A report can utilize big data to calculate the total cost of dinners since the experiment began, along with the new client lists acquired per dinner. This is the reporting portion of the process because it simply takes existing data and converts it into a readable document.

Once the company has discovered whether or not they are receiving a return on investment, they can decide to dig deeper and see which external factors contributed to the increase or decrease in new clients and what other network marketing experiments have worked for competing companies. The company could then decide whether or not this particular form of sales is worth it or if they want to try something different.

2. Customer Success
For example, a spa wants to know how many new clients they have received over the past month and if the change correlates to new management and updated operational standards. If there was a decrease, the spa wants to assess various solutions.
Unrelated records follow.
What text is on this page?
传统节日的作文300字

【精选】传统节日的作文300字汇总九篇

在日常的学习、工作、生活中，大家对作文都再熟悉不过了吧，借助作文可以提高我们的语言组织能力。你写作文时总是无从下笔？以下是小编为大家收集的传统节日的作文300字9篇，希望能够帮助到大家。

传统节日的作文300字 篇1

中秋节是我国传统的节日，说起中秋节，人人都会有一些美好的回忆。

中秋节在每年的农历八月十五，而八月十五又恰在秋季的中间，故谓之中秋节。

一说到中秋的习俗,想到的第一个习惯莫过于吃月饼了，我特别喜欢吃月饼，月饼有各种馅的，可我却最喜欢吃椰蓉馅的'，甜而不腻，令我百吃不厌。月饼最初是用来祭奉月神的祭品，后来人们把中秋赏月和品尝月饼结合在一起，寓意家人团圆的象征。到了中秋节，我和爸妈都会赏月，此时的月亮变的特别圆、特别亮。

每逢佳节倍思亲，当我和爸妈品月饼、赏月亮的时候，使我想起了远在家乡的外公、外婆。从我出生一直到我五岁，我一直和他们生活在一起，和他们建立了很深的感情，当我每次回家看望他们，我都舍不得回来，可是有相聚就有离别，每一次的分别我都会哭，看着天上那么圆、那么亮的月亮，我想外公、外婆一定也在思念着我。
This example requires both reporting and analysis because the spa wants to know how many new clients they have received (reporting) and what contributing factors led to the increase or decrease (analysis). If there is a decrease in new clients, the spa wants a list of recommendations (analysis) in order to move forward and adjust their policies and procedures. The spa could take data from customer feedback surveys to help find out more information about the change in clients, and adjust their customer service/management strategy accordingly.

3. Sales
To illustrate, a printing company wants to know the number of new clients acquired last quarter and what their projected income is for the next quarter. The company wants to decipher whether or not the number of new prospects will lead to an increase in revenue going forward. They also want to know what types of services/products will see an increase in purchases and why.

The newly acquired clients in the previous quarter is the reporting portion. The company can then make predictive analyses of how it will affect the future sales. Further analysis can find out which products/services are most popular with new clients so the company can continue to invest in them. They can also dig into why there was an increase in clients and what can be done to continue growing their customer base.